Ora, direis, ouvir histórias... mas é o que proponho neste
mês que celebra o livro infantil. Internacionalmente, pelo aniversário de
Andersen dia 2. No Brasil, porque Monteiro Lobato nasceu a 18 de abril.
Narrativas falsas criam fake news, espalhando mentiras como
se fossem reais. Mas o que vale é o contrário: a ficção que finge ser mentira
para revelar a verdade.
Há poucos dias, um deputado leitor disse que a prioridade do
MEC vinha sendo lutar contra moinhos de vento. Outro viu que o ministro estava
no bico do corvo.
Os bons livros lidos desde cedo abrem o pensamento para
julgar melhor. Sejam originais ou recontos de clássicos. Sobretudo se chegam
pelas mãos de adultos capazes de orientar uma leitura crítica e fecunda.
Referências para toda a vida.
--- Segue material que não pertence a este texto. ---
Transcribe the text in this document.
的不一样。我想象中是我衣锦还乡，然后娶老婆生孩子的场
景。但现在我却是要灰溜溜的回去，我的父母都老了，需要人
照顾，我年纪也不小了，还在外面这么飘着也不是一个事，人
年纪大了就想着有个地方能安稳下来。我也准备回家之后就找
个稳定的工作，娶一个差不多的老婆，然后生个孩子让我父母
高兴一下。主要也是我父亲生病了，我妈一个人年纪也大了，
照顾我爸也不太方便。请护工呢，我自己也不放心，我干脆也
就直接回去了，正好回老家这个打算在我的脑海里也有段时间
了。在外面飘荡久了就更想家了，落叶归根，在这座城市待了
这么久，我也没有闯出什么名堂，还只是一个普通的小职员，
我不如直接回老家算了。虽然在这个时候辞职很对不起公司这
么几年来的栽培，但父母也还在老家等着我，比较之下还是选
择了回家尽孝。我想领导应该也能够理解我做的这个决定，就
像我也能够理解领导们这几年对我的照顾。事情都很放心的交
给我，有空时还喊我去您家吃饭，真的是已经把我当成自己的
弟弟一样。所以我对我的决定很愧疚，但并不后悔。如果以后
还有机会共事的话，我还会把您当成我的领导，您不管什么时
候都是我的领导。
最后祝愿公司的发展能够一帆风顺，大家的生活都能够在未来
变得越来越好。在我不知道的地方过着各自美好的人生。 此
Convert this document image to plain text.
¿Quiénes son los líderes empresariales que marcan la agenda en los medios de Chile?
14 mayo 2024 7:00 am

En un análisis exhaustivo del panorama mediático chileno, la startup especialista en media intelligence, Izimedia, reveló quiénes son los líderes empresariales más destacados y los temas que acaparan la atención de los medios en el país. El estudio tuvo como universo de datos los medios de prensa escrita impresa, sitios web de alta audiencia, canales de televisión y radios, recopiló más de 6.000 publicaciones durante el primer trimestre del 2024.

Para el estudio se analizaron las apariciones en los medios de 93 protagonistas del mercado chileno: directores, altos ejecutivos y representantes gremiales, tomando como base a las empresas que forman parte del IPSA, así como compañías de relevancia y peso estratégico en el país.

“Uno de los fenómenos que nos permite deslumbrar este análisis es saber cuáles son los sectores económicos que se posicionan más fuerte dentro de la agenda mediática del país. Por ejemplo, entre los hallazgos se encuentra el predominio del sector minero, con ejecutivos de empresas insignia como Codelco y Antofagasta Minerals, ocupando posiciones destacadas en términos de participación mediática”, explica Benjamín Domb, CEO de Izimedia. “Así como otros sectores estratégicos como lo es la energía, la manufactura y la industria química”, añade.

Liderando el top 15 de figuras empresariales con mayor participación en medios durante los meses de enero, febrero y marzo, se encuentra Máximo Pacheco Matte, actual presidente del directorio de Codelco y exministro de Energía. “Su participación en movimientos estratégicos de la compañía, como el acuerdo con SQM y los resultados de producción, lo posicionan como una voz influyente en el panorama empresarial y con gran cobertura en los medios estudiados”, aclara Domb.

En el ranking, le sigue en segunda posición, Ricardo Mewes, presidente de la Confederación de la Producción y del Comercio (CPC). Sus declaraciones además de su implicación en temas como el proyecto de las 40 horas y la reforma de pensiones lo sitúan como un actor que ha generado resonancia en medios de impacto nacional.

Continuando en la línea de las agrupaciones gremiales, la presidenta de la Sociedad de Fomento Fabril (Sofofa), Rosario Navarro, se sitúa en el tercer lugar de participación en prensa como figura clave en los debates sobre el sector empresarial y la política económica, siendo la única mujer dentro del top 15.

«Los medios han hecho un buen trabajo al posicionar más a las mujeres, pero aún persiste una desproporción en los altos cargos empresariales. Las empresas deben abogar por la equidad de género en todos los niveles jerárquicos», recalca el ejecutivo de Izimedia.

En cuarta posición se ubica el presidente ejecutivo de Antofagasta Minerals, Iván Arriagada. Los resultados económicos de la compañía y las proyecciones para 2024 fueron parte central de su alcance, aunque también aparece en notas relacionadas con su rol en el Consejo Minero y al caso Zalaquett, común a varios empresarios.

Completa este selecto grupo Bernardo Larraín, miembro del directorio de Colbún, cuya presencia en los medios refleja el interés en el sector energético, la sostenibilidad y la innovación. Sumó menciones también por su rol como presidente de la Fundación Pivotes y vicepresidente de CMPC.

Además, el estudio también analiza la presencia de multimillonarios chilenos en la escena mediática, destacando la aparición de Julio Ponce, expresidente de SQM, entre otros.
Ajudam a se mover entre mentirosos como
Alexandre, o Barão de Munchausen ou Pinóquio, sabendo em cada caso do que se
deve rir ou ter pena. E aquilo que não dá para engolir, como faz o menino que
anuncia que o rei está nu, e espertalhões querem enganar todo o reino.
O convívio com a leitura de ficção deixa marcas. Indaga
“Para que essa boca tão grande?” Mostra que um dia mudará a resposta do espelho
à pergunta de quem é a mais bela de todas. Ensina que há um limite além do qual
a carruagem suntuosa volta a ser abóbora cercada de ratos. E que quem finge ser
Robin Hood pode apenas estar deslumbrado com as riquezas da caverna de Ali
Babá.
Leitores de histórias sabem que há tesouros a descobrir num
texto, mais camadas do que as exigidas pela simples reação imediata de um
clique. Já encontraram Alice sem rumo, sem saber para onde ir, mas capaz de
enfrentar uma Rainha de Copas que insistia em mandar cortar cabeças a torto e a
direito, dando primeiro a sentença e só depois levando a julgamento. Entre os
contemporâneos, deliciam-se com Ruth Rocha, seu “Reizinho mandão” e seu “Rei
que não sabia de nada” — para não falar em sua “História de rabos presos”.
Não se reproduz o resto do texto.